Gervais' awards-host humor in previous years has been problematic, because it's so often narrow and cheap, or as Robert Downey Jr. called it in 2011, "hugely mean-spirited, with mildly sinister undertones." But at least some of it was considered shocking because it was addressing uncomfortable Hollywood truths, like plastic surgery and the age barrier for women, or current power players like Downey Jr. himself. "People confuse the subject of the joke with the target of the joke, and they're very rarely the same," Gervais said in a 2012 Esquire interview, refusing to "apologize" for that year's hosting gig. "Let's get this in perspective: they're the wealthiest, most privileged people in the world." And when he's talking about someone like Gibson, or Downey Jr., or Johnny Depp, or Kim Kardashian — or when he's relentlessly targeting himself, as he did for years with the self-accusing or self-effacing humor of The Office and Extras — he may have an arguable point.

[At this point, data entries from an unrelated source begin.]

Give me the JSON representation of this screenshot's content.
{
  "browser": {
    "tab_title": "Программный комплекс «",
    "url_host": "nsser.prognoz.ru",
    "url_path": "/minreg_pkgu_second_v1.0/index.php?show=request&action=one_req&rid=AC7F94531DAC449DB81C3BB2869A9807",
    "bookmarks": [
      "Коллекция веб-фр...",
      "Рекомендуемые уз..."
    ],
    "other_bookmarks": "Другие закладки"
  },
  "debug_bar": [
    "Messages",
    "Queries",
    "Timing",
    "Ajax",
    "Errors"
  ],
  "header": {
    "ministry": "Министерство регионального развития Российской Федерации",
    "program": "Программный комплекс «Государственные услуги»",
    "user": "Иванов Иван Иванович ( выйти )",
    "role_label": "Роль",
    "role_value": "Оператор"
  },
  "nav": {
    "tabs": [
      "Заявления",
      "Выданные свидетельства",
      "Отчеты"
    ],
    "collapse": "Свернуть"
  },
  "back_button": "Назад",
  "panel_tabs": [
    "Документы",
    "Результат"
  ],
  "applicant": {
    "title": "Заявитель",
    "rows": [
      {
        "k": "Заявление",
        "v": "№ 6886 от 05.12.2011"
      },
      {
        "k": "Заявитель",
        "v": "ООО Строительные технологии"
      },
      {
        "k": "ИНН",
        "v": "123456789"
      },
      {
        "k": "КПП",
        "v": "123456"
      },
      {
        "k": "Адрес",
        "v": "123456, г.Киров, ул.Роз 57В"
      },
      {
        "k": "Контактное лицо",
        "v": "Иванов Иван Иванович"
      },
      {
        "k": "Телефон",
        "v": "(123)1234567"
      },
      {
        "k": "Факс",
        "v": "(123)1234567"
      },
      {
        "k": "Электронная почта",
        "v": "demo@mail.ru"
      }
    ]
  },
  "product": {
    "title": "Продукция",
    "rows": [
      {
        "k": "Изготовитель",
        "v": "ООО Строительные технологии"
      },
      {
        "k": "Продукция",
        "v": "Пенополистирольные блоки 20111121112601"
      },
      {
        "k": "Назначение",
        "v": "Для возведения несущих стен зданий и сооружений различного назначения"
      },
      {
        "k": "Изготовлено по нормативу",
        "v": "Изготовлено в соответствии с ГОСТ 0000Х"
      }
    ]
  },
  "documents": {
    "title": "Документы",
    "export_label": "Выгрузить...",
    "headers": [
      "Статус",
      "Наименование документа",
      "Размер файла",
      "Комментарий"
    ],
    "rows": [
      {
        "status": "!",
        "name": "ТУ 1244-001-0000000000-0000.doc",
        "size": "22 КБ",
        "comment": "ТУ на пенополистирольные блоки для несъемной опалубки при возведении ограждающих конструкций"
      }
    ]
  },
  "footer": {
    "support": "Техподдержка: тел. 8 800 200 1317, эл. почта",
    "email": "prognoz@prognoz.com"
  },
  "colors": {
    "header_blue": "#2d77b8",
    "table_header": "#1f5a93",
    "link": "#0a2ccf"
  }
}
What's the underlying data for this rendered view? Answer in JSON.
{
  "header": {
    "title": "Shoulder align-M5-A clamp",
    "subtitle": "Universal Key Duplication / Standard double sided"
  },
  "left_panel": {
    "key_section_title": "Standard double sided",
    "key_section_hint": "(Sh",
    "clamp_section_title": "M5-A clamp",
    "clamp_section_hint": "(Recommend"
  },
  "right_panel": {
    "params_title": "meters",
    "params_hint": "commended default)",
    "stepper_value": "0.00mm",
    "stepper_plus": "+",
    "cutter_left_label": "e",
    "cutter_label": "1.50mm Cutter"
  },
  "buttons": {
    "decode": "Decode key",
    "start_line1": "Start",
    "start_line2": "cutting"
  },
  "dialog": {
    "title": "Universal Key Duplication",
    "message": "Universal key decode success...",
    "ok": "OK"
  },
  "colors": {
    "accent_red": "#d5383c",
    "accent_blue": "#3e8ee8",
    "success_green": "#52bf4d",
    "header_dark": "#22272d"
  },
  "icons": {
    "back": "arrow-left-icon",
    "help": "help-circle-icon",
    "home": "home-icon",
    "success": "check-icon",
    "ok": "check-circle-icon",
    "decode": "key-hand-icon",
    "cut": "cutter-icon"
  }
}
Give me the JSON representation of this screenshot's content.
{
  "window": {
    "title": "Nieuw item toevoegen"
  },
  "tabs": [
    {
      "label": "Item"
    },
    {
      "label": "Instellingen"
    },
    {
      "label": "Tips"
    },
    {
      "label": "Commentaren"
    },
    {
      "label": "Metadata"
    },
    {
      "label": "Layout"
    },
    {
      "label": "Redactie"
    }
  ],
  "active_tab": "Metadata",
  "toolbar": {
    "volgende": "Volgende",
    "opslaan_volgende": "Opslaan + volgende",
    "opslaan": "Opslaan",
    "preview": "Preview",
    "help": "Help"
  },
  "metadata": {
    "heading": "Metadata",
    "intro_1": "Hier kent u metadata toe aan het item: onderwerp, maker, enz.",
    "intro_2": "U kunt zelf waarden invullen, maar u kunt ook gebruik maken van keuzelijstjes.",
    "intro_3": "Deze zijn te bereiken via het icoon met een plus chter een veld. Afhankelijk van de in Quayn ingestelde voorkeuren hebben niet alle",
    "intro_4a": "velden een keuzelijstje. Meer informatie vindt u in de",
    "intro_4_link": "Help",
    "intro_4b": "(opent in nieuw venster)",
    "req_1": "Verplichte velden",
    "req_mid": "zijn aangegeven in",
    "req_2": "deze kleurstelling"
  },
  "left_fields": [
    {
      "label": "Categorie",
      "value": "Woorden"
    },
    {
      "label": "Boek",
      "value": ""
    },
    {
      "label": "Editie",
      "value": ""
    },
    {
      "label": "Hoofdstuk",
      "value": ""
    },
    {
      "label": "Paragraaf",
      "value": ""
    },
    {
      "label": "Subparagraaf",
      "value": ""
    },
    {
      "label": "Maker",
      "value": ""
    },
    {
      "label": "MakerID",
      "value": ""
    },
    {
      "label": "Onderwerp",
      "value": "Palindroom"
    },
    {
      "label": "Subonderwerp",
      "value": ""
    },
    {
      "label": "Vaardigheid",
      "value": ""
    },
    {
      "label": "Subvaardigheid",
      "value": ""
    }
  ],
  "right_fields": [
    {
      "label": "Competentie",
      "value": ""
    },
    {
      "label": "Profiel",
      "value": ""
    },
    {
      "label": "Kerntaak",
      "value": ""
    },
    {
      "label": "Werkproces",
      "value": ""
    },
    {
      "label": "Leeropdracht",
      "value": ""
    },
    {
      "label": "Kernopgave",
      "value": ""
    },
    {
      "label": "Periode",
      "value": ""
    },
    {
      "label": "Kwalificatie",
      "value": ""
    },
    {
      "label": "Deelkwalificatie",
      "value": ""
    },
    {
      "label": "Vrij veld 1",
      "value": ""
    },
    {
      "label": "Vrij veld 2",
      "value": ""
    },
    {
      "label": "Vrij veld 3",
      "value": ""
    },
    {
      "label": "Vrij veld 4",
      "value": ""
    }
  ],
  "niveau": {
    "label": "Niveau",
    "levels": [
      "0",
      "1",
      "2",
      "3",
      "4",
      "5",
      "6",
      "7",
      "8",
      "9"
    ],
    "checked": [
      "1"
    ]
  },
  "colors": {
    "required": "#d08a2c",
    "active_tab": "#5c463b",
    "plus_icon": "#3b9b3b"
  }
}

But at the 2016 Globes, the targets weren't really Jeffrey Tambor, Jennifer Lawrence, or Caitlyn Jenner. Gervais was dismissive of what they stood for — a TV show centering on a trans woman, a famous actress calling attention to systemic sexism in her industry. When the Esquire reporter wondered why the Academy hadn't offered him a hosting gig yet, Gervais complained that "Hollywood's gotten more reactionary and conservative over the years." Maybe so, but judging from the direction of Gervais' actual jokes, he's every bit as conservative. The problem isn't that he's not raw, crass, or confrontational enough. It's that he's kicking at his industry's underdogs and calling it "brave." Maybe a few more drinks might have given him the courage to take on some more worthy targets.